- First year: 1996
- Years played: 5
- Hopman Cup titles: 2 (1996, 2023)
- Most total wins: Goran Ivanišević (9–3)
- Most singles wins: Goran Ivanišević (5–1)
- Most doubles wins: Goran Ivanišević (4–2) Iva Majoli (4–2)
- Best doubles team: Goran Ivanišević & Iva Majoli (4–2)
- Most years played: Goran Ivanišević (2) Iva Majoli (2) Donna Vekić (2)

= Croatia at the Hopman Cup =

Sporting event delegation

Croatia is a nation that has competed at three Hopman Cup tournaments since it gained its independence following the breakup of Yugoslavia in the early 1990s. It first competed in the Hopman Cup in 1996 and went on to win the title that year. Sixteen years after last participation (2007) Croatia won second title at 2023.

==Players==
This is a list of players who have played for Croatia in the Hopman Cup.

| Name | Total W–L | Singles W–L | Doubles W–L | First year played | No. of years played |
|---|---|---|---|---|---|
| Duje Ajduković | 1–3 | 0–2 | 1–1 | 2025 | 1 |
| Mario Ančić | 2–3 | 2–1 | 0–2 | 2007 | 1 |
| Sanja Ančić | 0–5 | 0–3 | 0–2 | 2007 | 1 |
| Borna Ćorić | 4–1 | 2–1 | 2–0 | 2023 | 1 |
| Goran Ivanišević | 9–3 | 5–1 | 4–2 | 1996 | 2 |
| Iva Majoli | 7–6 | 3–4 | 4–2 | 1996 | 2 |
| Donna Vekić | 6–3 | 3–2 | 3–1 | 2023 | 2 |

==Results==

| Year | Competition | Location | Opponent | Score | Result |
| 1996 ^{1} | Round Robin | Burswood Dome, Perth | South Africa | 1–2 | Lost |
| Round Robin | United States | 2–1 | Won |
| Round Robin | France | 3–0 | Won |
| Final | Switzerland | 2–1 | Won |
| 1997 | Round Robin | France | 3–0 | Won |
| Round Robin | United States | 1–2 | Lost |
| Round Robin | Australia | 2–1 | Won |
| 2007 | Round Robin | Spain | 0–3 | Lost |
| Round Robin | India | 1–2 | Lost |
| Round Robin | Czech Republic | 2–1 | Won |
| 2023 | Round Robin | Nice Lawn Tennis Club, Nice | Belgium | 2–1 | Won |
| Round Robin | Spain | 2–1 | Won |
| Final | Switzerland | 2–0 | Won |
| 2025 ^{2} | Round Robin | Fiera del Levante, Bari | Italy | 1–2 | Loss |
| Round Robin | France | 1–2 | Loss |

^{1} In the 1996 final, it came down to the mixed doubles to decide the tournament champions.
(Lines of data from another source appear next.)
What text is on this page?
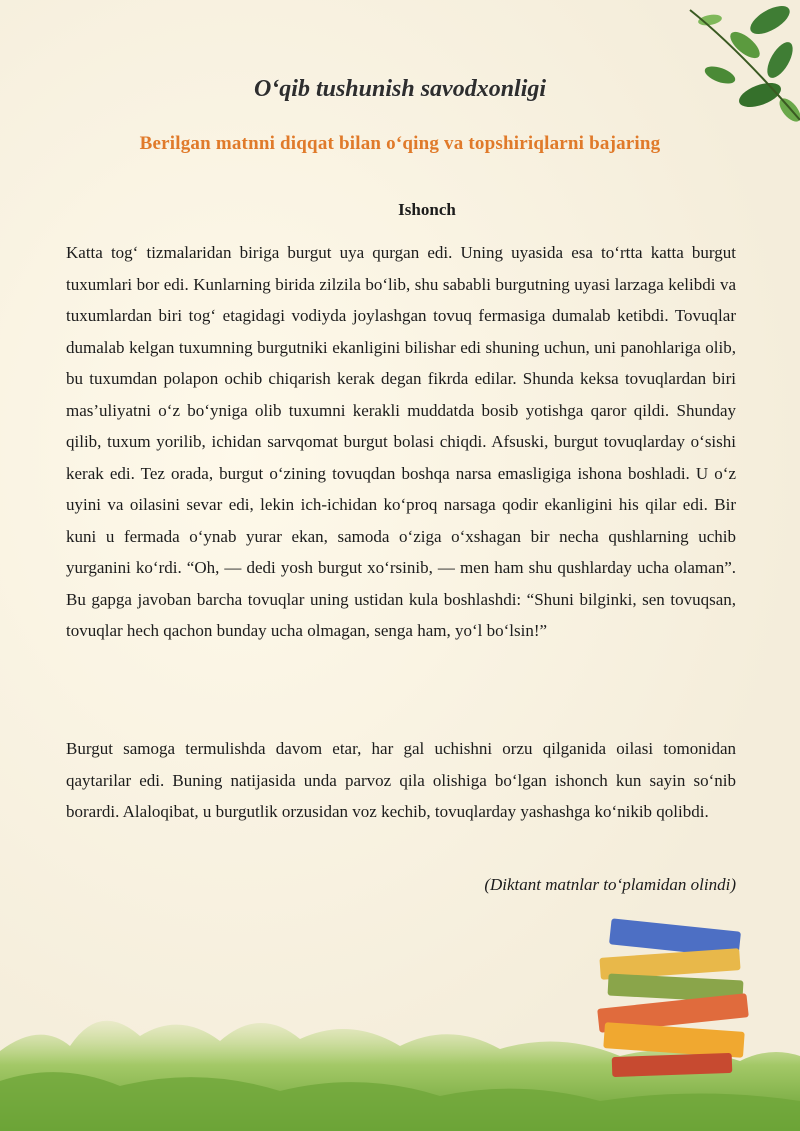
O‘qib tushunish savodxonligi
Berilgan matnni diqqat bilan o‘qing va topshiriqlarni bajaring
Ishonch

Katta tog‘ tizmalaridan biriga burgut uya qurgan edi. Uning uyasida esa to‘rtta katta burgut tuxumlari bor edi. Kunlarning birida zilzila bo‘lib, shu sababli burgutning uyasi larzaga kelibdi va tuxumlardan biri tog‘ etagidagi vodiyda joylashgan tovuq fermasiga dumalab ketibdi. Tovuqlar dumalab kelgan tuxumning burgutniki ekanligini bilishar edi shuning uchun, uni panohlariga olib, bu tuxumdan polapon ochib chiqarish kerak degan fikrda edilar. Shunda keksa tovuqlardan biri mas’uliyatni o‘z bo‘yniga olib tuxumni kerakli muddatda bosib yotishga qaror qildi. Shunday qilib, tuxum yorilib, ichidan sarvqomat burgut bolasi chiqdi. Afsuski, burgut tovuqlarday o‘sishi kerak edi. Tez orada, burgut o‘zining tovuqdan boshqa narsa emasligiga ishona boshladi. U o‘z uyini va oilasini sevar edi, lekin ich-ichidan ko‘proq narsaga qodir ekanligini his qilar edi. Bir kuni u fermada o‘ynab yurar ekan, samoda o‘ziga o‘xshagan bir necha qushlarning uchib yurganini ko‘rdi. “Oh, — dedi yosh burgut xo‘rsinib, — men ham shu qushlarday ucha olaman”. Bu gapga javoban barcha tovuqlar uning ustidan kula boshlashdi: “Shuni bilginki, sen tovuqsan, tovuqlar hech qachon bunday ucha olmagan, senga ham, yo‘l bo‘lsin!”

Burgut samoga termulishda davom etar, har gal uchishni orzu qilganida oilasi tomonidan qaytarilar edi. Buning natijasida unda parvoz qila olishiga bo‘lgan ishonch kun sayin so‘nib borardi. Alaloqibat, u burgutlik orzusidan voz kechib, tovuqlarday yashashga ko‘nikib qolibdi.

(Diktant matnlar to‘plamidan olindi)
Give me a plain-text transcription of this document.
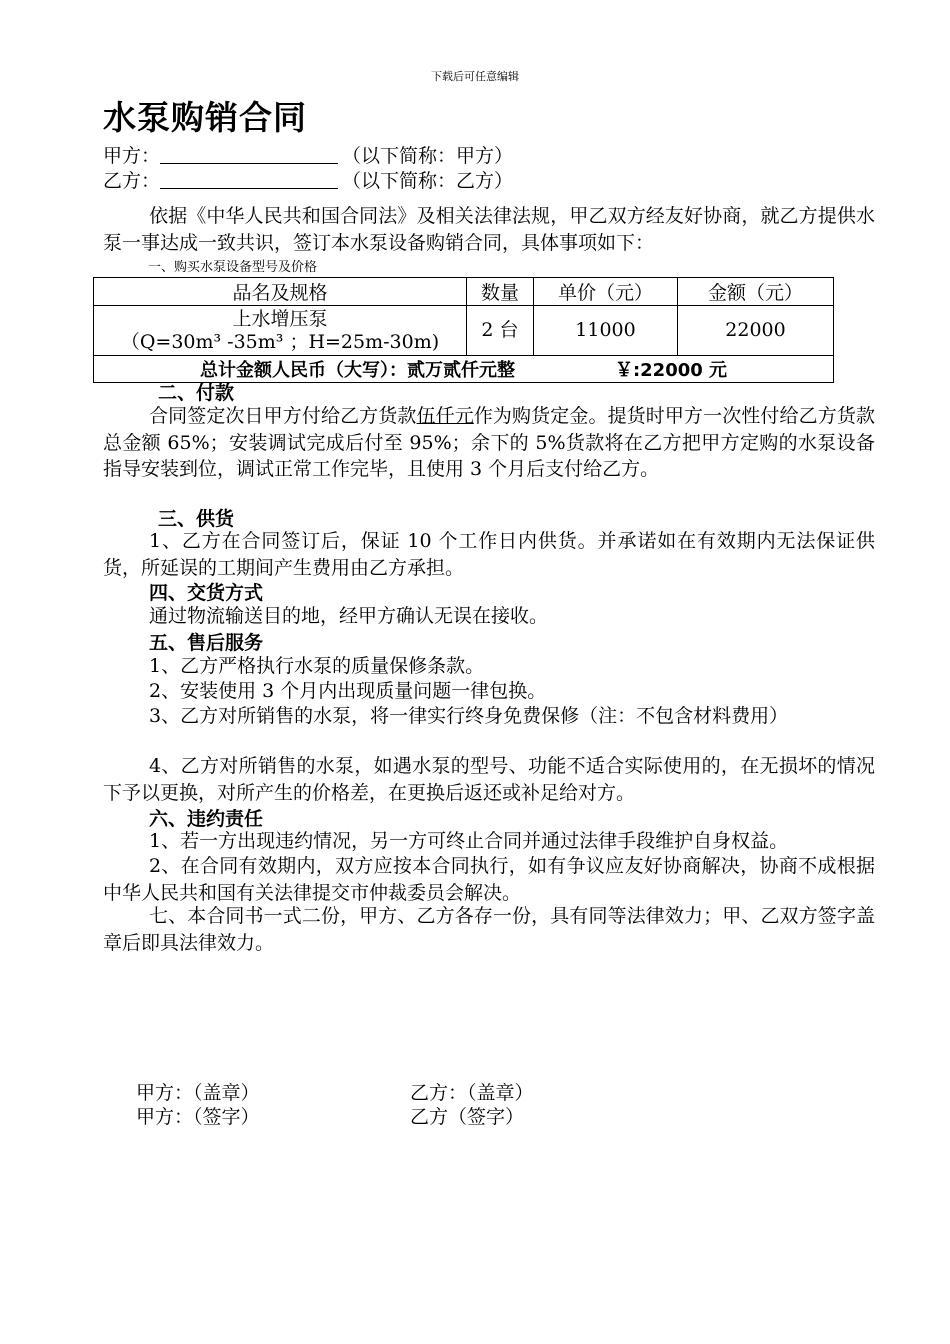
下载后可任意编辑
水泵购销合同
甲方：	（以下简称：甲方）
乙方：	（以下简称：乙方）
依据《中华人民共和国合同法》及相关法律法规，甲乙双方经友好协商，就乙方提供水泵一事达成一致共识，签订本水泵设备购销合同，具体事项如下：
一、购买水泵设备型号及价格
品名及规格	数量	单价（元）	金额（元）

上水增压泵
（Q=30m³ -35m³ ；H=25m-30m)	2 台	11000	22000
总计金额人民币（大写）：贰万贰仟元整 ￥:22000 元			
二、付款
合同签定次日甲方付给乙方货款伍仟元作为购货定金。提货时甲方一次性付给乙方货款总金额 65%；安装调试完成后付至 95%；余下的 5%货款将在乙方把甲方定购的水泵设备指导安装到位，调试正常工作完毕，且使用 3 个月后支付给乙方。
三、供货
1、乙方在合同签订后，保证 10 个工作日内供货。并承诺如在有效期内无法保证供货，所延误的工期间产生费用由乙方承担。
四、交货方式
通过物流输送目的地，经甲方确认无误在接收。
五、售后服务
1、乙方严格执行水泵的质量保修条款。
2、安装使用 3 个月内出现质量问题一律包换。
3、乙方对所销售的水泵，将一律实行终身免费保修（注：不包含材料费用）
4、乙方对所销售的水泵，如遇水泵的型号、功能不适合实际使用的，在无损坏的情况下予以更换，对所产生的价格差，在更换后返还或补足给对方。
六、违约责任
1、若一方出现违约情况，另一方可终止合同并通过法律手段维护自身权益。
2、在合同有效期内，双方应按本合同执行，如有争议应友好协商解决，协商不成根据中华人民共和国有关法律提交市仲裁委员会解决。
七、本合同书一式二份，甲方、乙方各存一份，具有同等法律效力；甲、乙双方签字盖章后即具法律效力。
甲方：（盖章）	乙方：（盖章）
甲方：（签字）	乙方（签字）
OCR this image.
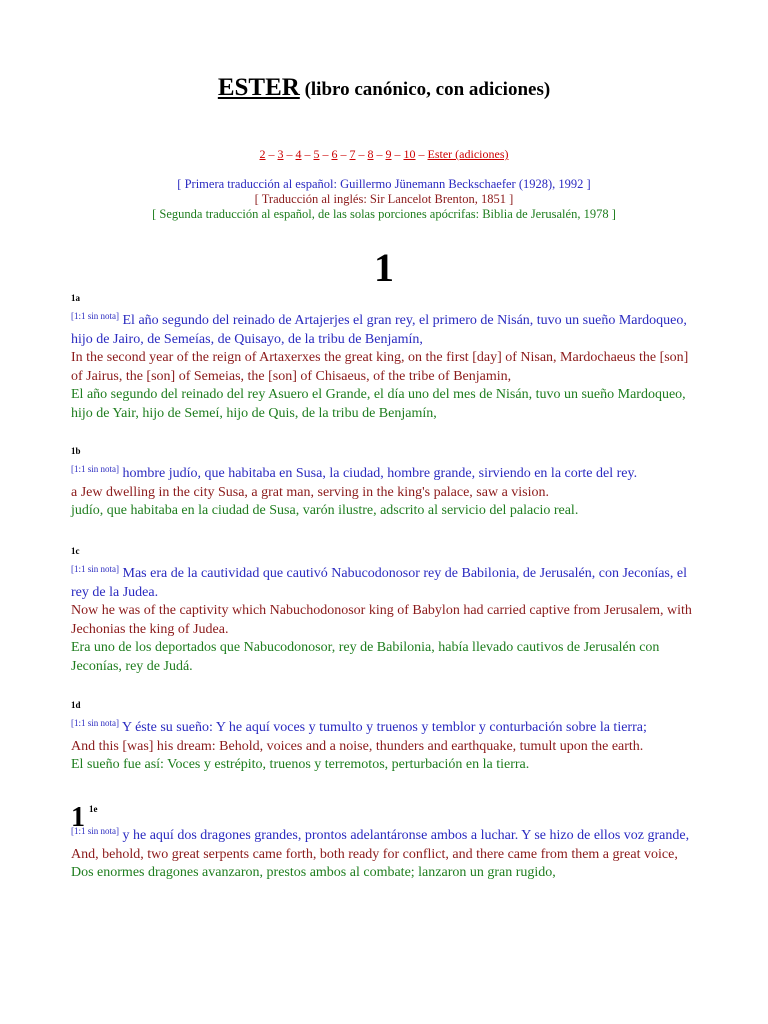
ESTER (libro canónico, con adiciones)
2 – 3 – 4 – 5 – 6 – 7 – 8 – 9 – 10 – Ester (adiciones)
[ Primera traducción al español: Guillermo Jünemann Beckschaefer (1928), 1992 ]
[ Traducción al inglés: Sir Lancelot Brenton, 1851 ]
[ Segunda traducción al español, de las solas porciones apócrifas: Biblia de Jerusalén, 1978 ]
1
1a
[1:1 sin nota] El año segundo del reinado de Artajerjes el gran rey, el primero de Nisán, tuvo un sueño Mardoqueo, hijo de Jairo, de Semeías, de Quisayo, de la tribu de Benjamín,
In the second year of the reign of Artaxerxes the great king, on the first [day] of Nisan, Mardochaeus the [son] of Jairus, the [son] of Semeias, the [son] of Chisaeus, of the tribe of Benjamin,
El año segundo del reinado del rey Asuero el Grande, el día uno del mes de Nisán, tuvo un sueño Mardoqueo, hijo de Yair, hijo de Semeí, hijo de Quis, de la tribu de Benjamín,
1b
[1:1 sin nota] hombre judío, que habitaba en Susa, la ciudad, hombre grande, sirviendo en la corte del rey.
a Jew dwelling in the city Susa, a grat man, serving in the king's palace, saw a vision.
judío, que habitaba en la ciudad de Susa, varón ilustre, adscrito al servicio del palacio real.
1c
[1:1 sin nota] Mas era de la cautividad que cautivó Nabucodonosor rey de Babilonia, de Jerusalén, con Jeconías, el rey de la Judea.
Now he was of the captivity which Nabuchodonosor king of Babylon had carried captive from Jerusalem, with Jechonias the king of Judea.
Era uno de los deportados que Nabucodonosor, rey de Babilonia, había llevado cautivos de Jerusalén con Jeconías, rey de Judá.
1d
[1:1 sin nota] Y éste su sueño: Y he aquí voces y tumulto y truenos y temblor y conturbación sobre la tierra;
And this [was] his dream: Behold, voices and a noise, thunders and earthquake, tumult upon the earth.
El sueño fue así: Voces y estrépito, truenos y terremotos, perturbación en la tierra.
1 $^{1e}$
[1:1 sin nota] y he aquí dos dragones grandes, prontos adelantáronse ambos a luchar. Y se hizo de ellos voz grande,
And, behold, two great serpents came forth, both ready for conflict, and there came from them a great voice,
Dos enormes dragones avanzaron, prestos ambos al combate; lanzaron un gran rugido,
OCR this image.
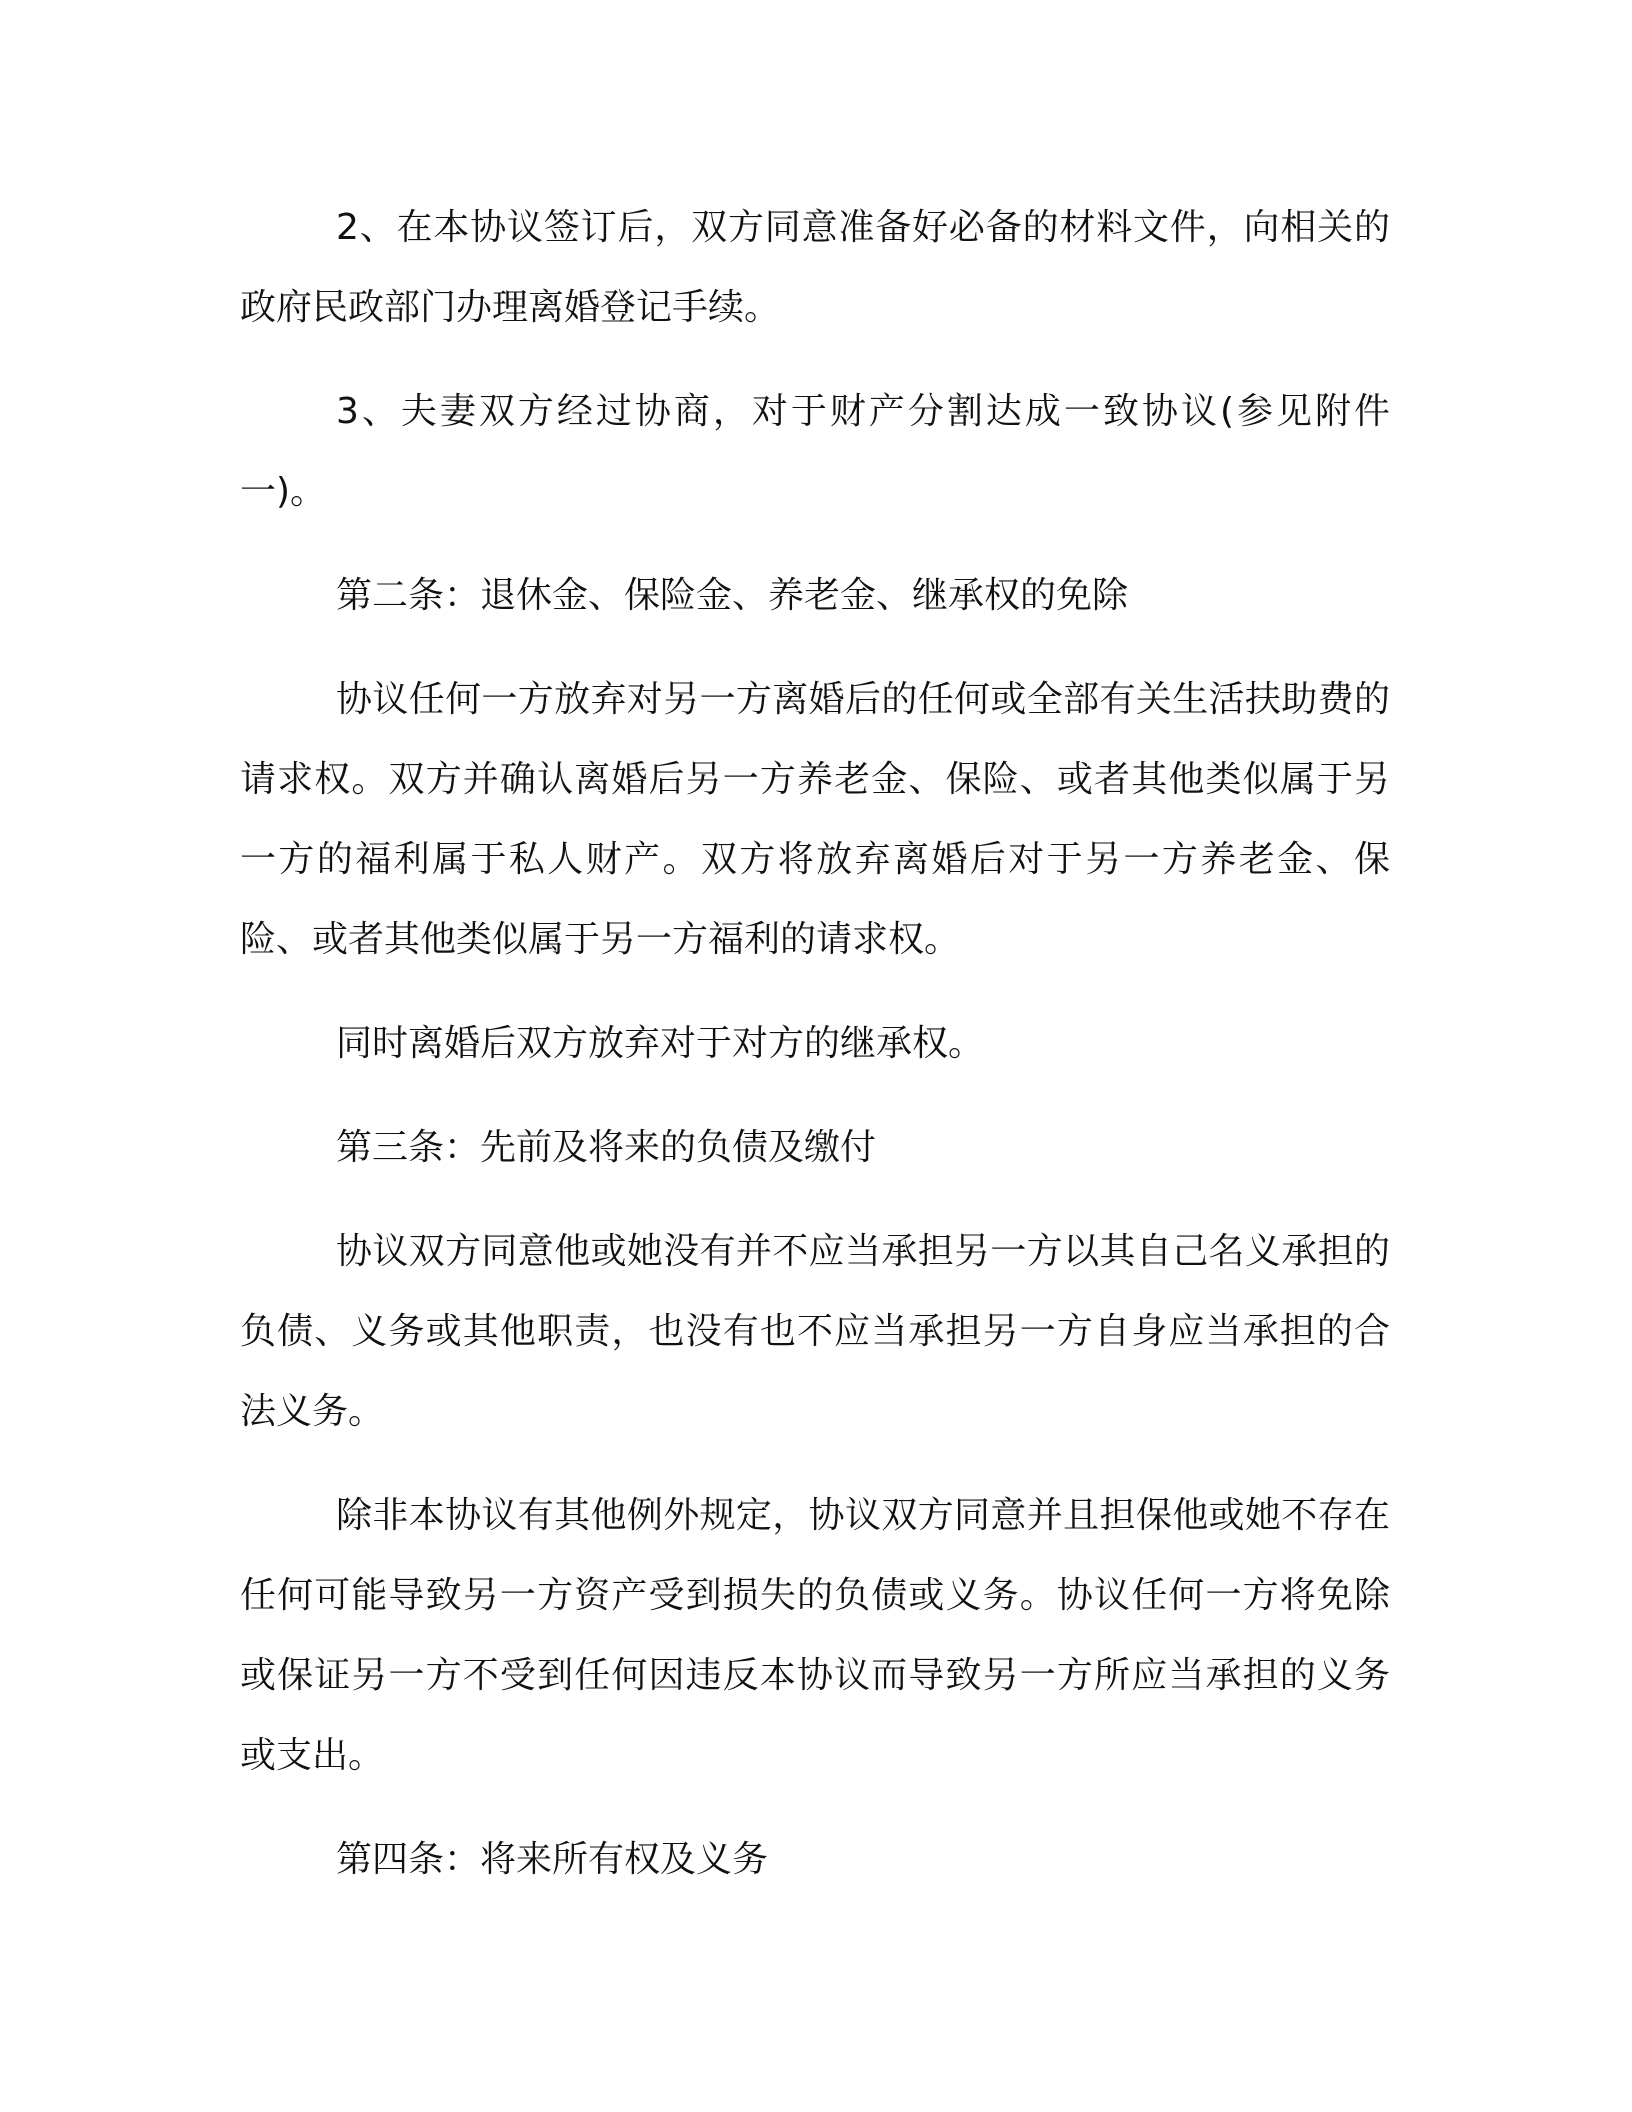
2、在本协议签订后，双方同意准备好必备的材料文件，向相关的政府民政部门办理离婚登记手续。

3、夫妻双方经过协商，对于财产分割达成一致协议(参见附件一)。

第二条：退休金、保险金、养老金、继承权的免除

协议任何一方放弃对另一方离婚后的任何或全部有关生活扶助费的请求权。双方并确认离婚后另一方养老金、保险、或者其他类似属于另一方的福利属于私人财产。双方将放弃离婚后对于另一方养老金、保险、或者其他类似属于另一方福利的请求权。

同时离婚后双方放弃对于对方的继承权。

第三条：先前及将来的负债及缴付

协议双方同意他或她没有并不应当承担另一方以其自己名义承担的负债、义务或其他职责，也没有也不应当承担另一方自身应当承担的合法义务。

除非本协议有其他例外规定，协议双方同意并且担保他或她不存在任何可能导致另一方资产受到损失的负债或义务。协议任何一方将免除或保证另一方不受到任何因违反本协议而导致另一方所应当承担的义务或支出。

第四条：将来所有权及义务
The Swiss team were forced to retire with the score at 5–5 in the final set when Marc Rosset injured his hand after punching an advertising board in anger.

^{2} In the second round robin tie against France, Donna Vekić withdrew from the mixed doubles match, thus conceding the point and the tie to France.